Aretha Franklin – The Queen of Soul
She was the first woman inducted into the Rock and Roll Hall of Fame in 1987. A versatile, powerful singer who demonstrated talent across a multitude of genres with ease. She blended gospel with jazz, blues and R&B. She took on the world of rock ‘n’ roll. It was this ability to embody the spectrum of African-American musical traditions that earned her the title ‘Queen of Soul’.
In addition, she was an inspirational figure of black pride, recording music and singing live to empower and change history for her culture and the future, including performances during the civil rights movement. She used her gifts to make a difference as well as to make art.
Ruth Brown – “The House That Ruth Built”
While performing at a Washington, D.C. nightclub in 1947, Brown was noticed by a local DJ who contacted Atlantic Records. They were very impressed and offered her a contract.
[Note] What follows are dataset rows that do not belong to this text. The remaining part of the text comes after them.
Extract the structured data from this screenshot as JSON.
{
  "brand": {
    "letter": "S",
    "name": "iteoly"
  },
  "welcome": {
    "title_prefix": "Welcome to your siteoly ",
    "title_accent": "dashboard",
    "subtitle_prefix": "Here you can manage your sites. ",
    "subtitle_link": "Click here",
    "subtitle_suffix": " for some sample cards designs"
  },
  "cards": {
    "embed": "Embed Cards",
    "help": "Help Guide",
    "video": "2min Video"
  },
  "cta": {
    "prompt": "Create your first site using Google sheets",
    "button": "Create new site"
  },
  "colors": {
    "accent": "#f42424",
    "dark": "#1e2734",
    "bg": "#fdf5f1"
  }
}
However, while en route to New York to sign it, she was involved in a serious car accident, which landed her in hospital for a year. After recovering, she was signed to Atlantic Records by label founders Ahmet Ertegun and Herb Abramson. Brown gave the new company its third-ever hit with “So Long,” a simple, bluesy showcase for her strong, church- and jazz-schooled voice that entered the Billboard R&B chart in September of 1949.
Two dozen hit records by Brown helped Atlantic secure its footing as a major contender in the record industry; a track record for which the label was referred to as “the House That Ruth Built.”
She began her professional career as the lead singer for the all-girl group, The Supremes, who had a string of number-one records that helped secure the Motown sound on a pedestal in black music history, mainly thanks to Ross’ engaging presence and vocal talent. Venturing the music scene solo, She became the first female artist to gain six number-one hit singles, and later was announced as the most successful female music artist of the 20th century by the Guinness Book of World Records, with a total of 70 charted hits in the UK.
Through her music and acting career which spans over four decades, Ross has withstood the test of time. She has won several major awards, including a Golden Globe, a Tony and several American Music Awards.
Suzi Quatro and her sisters Arlene and Patti formed an all-girl rock group called ‘The Pleasure Seekers’ in 1964. The Detroit-based garage band was one of the first rock groups to feature an all-woman lineup. In ’69 the Pleasure Seekers morphed into ‘Cradle’ (minus Arlene, but plus another sister, Nancy,). Two years later Suzi was a leading lady racing up the charts, rocking just as hard as any of the guys.
She launched to stardom in all leather, Her singles were ballsy, boisterous and laced with innuendo, and by being the opposite of the typical girl singer she helped pave the way for future rock groups led by strong women.
There are, of course, many more incredible women who did amazing things. The list will never end but what stands true is that women have had, and continue to have, a strong influence on the entertainment industry – and we’re proud of it!!